Faut-il déposséder les paysans de leurs terres au profit de producteurs plus aptes à les exploiter
efficacement ? Faut-il installer des infrastructures pour permettre aux producteurs d’écouler et de
rentabiliser leur production au détriment de la formation des jeunes, de la salubrité de
l’environnement, de l’approvisionnement en eau et de la santé des populations? Faut-il augmenter
les salaires des fonctionnaires au détriment de la suppression de la TVA sur certains produits à
l’avantage de tous les consommateurs ? Toutes ces entités sont des composantes du peuple aux
intérêts contradictoires et antagonistes.

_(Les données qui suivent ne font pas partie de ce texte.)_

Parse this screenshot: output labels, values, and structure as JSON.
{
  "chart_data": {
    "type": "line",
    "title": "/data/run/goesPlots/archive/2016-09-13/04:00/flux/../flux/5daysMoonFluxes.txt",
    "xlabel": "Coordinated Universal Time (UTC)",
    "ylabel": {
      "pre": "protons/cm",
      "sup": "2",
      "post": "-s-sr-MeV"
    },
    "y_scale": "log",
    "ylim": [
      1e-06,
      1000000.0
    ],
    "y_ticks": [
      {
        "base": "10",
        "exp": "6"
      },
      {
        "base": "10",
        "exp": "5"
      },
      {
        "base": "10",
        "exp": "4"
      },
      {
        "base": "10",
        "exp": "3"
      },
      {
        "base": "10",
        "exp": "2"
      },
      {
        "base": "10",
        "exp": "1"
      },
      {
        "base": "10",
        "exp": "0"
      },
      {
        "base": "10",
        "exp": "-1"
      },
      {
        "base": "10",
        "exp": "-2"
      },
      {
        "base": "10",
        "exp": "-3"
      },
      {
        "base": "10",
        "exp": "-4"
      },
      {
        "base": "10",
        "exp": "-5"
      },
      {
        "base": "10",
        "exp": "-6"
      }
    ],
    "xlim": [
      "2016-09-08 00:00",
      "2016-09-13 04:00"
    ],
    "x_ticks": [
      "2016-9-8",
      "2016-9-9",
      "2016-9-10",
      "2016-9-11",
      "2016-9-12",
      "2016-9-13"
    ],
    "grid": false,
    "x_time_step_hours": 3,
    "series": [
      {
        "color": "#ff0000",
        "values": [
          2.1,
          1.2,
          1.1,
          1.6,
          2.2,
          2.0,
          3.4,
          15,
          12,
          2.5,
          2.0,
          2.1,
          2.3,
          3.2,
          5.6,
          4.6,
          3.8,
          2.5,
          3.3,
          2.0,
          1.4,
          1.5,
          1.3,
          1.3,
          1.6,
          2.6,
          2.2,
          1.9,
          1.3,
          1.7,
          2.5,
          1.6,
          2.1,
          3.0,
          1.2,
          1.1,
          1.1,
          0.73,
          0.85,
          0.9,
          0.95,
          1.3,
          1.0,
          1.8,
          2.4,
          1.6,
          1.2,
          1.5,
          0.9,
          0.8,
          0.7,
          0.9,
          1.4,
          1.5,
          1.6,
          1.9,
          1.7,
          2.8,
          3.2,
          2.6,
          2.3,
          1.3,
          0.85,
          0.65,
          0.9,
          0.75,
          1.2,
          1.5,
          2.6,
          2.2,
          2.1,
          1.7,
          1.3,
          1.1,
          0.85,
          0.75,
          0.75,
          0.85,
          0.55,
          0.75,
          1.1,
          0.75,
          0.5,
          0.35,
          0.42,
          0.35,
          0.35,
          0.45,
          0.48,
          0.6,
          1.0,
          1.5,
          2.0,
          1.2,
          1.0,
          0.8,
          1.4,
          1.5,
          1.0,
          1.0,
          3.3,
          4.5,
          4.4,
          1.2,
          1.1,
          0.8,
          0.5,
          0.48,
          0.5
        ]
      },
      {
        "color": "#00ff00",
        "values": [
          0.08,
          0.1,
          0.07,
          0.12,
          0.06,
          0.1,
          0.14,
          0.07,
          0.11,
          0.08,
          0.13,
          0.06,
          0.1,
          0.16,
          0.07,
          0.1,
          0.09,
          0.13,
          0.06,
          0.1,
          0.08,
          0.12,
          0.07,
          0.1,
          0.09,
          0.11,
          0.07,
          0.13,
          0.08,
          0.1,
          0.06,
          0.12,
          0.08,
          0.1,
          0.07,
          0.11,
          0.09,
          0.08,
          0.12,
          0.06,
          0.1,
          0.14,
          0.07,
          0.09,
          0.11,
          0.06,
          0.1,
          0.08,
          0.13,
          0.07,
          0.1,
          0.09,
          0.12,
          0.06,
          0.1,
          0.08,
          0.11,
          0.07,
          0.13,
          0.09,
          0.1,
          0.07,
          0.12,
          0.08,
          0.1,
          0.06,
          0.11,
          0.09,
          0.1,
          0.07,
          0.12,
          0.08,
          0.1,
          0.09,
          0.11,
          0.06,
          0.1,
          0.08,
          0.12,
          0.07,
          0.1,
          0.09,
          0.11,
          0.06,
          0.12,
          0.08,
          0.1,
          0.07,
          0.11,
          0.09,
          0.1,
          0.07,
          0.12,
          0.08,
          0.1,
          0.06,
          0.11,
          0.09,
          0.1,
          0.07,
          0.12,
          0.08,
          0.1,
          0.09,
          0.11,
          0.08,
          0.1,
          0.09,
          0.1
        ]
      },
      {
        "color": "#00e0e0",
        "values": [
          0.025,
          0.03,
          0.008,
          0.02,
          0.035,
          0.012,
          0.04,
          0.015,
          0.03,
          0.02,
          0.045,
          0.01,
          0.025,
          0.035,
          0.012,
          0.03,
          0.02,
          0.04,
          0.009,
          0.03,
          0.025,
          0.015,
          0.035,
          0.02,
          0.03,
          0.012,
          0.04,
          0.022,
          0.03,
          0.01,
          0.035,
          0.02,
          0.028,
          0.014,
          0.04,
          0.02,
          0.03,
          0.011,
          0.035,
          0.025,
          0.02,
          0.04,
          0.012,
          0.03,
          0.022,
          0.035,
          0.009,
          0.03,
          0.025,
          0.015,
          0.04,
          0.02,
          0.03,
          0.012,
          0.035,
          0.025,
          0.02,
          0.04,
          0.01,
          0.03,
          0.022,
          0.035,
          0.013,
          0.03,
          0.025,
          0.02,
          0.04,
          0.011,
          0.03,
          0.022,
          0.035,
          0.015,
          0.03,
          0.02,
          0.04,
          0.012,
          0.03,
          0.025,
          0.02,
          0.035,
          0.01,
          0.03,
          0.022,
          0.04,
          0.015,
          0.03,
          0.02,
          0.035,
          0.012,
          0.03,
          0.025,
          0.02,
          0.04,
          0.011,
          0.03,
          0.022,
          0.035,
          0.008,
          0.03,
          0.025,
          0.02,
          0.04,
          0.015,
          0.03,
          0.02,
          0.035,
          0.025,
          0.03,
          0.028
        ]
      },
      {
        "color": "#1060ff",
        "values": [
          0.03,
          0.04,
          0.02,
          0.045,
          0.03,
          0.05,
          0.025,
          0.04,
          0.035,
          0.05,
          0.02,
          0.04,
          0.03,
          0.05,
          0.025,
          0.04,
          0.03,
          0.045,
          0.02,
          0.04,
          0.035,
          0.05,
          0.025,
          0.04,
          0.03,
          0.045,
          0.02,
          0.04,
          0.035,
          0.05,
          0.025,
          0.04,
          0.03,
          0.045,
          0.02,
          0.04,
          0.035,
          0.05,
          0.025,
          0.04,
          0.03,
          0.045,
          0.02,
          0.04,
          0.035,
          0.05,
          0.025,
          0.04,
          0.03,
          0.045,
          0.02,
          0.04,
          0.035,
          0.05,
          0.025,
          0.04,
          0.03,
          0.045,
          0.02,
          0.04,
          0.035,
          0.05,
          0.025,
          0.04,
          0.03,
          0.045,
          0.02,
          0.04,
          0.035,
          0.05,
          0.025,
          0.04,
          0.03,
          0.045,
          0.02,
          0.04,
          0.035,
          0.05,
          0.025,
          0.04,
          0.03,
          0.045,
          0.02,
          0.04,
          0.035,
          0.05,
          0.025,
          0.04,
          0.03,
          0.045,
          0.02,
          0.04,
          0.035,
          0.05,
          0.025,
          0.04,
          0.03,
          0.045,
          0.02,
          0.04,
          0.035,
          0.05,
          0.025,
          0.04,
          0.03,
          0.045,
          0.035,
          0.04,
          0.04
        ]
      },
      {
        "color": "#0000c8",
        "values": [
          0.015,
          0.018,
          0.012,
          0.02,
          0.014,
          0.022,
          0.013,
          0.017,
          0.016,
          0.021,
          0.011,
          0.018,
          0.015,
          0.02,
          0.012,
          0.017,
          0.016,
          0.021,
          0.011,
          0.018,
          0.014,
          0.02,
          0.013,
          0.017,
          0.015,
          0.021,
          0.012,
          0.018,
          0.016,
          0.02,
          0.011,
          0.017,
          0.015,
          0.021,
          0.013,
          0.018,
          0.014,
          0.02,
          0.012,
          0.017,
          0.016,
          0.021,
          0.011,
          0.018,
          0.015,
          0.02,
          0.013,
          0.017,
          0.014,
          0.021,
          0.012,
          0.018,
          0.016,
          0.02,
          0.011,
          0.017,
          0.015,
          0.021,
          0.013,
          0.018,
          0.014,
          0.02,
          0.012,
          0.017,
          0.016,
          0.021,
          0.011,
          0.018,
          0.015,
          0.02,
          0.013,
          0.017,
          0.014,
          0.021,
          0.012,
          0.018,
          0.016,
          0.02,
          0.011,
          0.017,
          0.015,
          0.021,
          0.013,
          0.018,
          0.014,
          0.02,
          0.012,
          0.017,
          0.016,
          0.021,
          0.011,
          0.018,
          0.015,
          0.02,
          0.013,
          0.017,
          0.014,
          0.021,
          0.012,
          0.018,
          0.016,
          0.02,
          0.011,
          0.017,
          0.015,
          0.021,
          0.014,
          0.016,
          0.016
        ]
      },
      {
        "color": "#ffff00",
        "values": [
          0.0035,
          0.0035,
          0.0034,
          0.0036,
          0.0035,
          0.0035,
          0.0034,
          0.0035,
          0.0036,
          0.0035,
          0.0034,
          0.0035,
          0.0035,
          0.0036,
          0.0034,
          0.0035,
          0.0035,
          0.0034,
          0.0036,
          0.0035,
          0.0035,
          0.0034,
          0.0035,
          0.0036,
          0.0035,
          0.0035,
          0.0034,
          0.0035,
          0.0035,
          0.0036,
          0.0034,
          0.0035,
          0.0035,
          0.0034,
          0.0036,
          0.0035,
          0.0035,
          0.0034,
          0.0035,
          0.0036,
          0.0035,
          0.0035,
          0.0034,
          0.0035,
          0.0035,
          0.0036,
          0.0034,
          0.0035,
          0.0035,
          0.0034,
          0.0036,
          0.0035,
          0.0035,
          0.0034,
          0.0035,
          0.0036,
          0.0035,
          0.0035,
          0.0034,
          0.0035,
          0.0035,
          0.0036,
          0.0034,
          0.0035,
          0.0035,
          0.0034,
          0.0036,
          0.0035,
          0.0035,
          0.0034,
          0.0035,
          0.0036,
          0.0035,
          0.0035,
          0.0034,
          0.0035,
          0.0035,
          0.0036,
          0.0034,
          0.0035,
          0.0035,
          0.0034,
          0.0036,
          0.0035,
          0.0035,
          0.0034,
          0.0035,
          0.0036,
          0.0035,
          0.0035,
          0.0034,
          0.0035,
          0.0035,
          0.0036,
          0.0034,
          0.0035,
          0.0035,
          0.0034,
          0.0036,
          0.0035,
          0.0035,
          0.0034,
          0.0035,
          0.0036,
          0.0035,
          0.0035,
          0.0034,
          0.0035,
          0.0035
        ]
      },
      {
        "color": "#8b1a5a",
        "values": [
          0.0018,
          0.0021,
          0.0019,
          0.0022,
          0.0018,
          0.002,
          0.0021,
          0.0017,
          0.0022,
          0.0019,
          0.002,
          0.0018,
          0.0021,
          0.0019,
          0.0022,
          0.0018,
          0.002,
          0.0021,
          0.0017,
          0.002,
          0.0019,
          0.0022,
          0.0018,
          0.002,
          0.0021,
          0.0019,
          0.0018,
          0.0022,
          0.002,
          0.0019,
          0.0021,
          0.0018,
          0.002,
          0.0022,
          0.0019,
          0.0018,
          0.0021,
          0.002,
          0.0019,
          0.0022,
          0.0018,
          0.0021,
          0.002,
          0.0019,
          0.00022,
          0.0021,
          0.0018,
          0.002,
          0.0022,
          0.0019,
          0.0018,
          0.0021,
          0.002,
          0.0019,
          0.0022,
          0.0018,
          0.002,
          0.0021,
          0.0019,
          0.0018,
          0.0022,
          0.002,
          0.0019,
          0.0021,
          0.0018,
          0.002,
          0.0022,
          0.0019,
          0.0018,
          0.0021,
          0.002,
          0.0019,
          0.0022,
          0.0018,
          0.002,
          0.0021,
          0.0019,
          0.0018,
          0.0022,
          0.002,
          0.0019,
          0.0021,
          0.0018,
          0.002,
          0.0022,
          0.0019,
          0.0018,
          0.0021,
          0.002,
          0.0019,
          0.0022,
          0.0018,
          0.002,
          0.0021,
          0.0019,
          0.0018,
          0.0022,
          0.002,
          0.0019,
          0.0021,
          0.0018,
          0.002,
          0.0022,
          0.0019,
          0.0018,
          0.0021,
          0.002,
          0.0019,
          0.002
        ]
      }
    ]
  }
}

Il faut un concept de consensus reconnu et accepté par tous fondé sur une approche différentielle et
sélective qui objective les différences, les priorités et les nécessités des différents groupes. Les
décisions doivent se fonder et se justifier par des arbitrages et des compromis dont la pertinence est
convaincante. Le processus consensuel doit être un processus inclusif et participatif. Cela exige de
tous les acteurs de tout bord d’être animés par un esprit trempé dans la confiance, la culture de la
consultation et du dialogue mais débarrassé des intoxications de la suspicion et de la paranoïa.
La démocratie comme multipartisme
La démocratie serait-ce confondu au multipartisme ? L’expression de la volonté populaire pourraitelle ne se manifester que dans un contexte multipartisan ? Le cadre du parti unique est-il compatible
à la notion de démocratie ? La mode démocratique consacre aujourd’hui le multipartisme comme un
étalon pour la démocratie. Les systèmes à parti unique sont décriés à cause de leurs expériences et
de leurs pratiques historiques décevantes. Néanmoins, le parti unique n’est pas en soi incompatible
avec la démocratie. Un parti unique creuset de tous les courants, accueillant tous les membres de la
société, géré à travers un management électoral inclusif, administré par une direction indépendante
bien rémunérée se présenterait comme un cadre unitaire de toutes les forces vives où s’exprimerait
parfaitement toutes les volontés et les aspirations populaires profondes. Les candidats sont
sélectionnés à la base : des villages et des quartiers, en passant par les communes, les départements,
les régions jusqu’au plan national. Les députés, les maires, tous les élus ne défendraient que les
intérêts du peuple avec conviction au lieu de se morfondre à porter les intérêts d’un parti politique
qui ne gère que des intérêts de pouvoir et de position. Le conflit des intérêts partisans
contradictoires qui était le moteur de la vie politique se métamorphose en un combat singulier et
individuel dont l’ultime mérite des acteurs se mesure à leur engagement sans faille à prendre en
charge les intérêts du peuple, les intérêts des électeurs. Le renouvellement de leur mandat est
d’ailleurs à ce prix. Le parti unique serait ainsi le cadre idéal pour une parfaite expression
démocratique !
La démocratie comme contrôle citoyen par les électeurs
La démocratie serait-ce un contrôle citoyen par les électeurs? La démocratie ne peut être contrôlée
ni par la société civile ni par l’opposition encore moins par le pouvoir. Ils ont tous des intérêts
particuliers à défendre. Les électeurs peuvent leur prêter une oreille mais pas les deux. Seuls les
électeurs conscients, libres et responsables sont plus enclins à contrôler et à défendre la démocratie.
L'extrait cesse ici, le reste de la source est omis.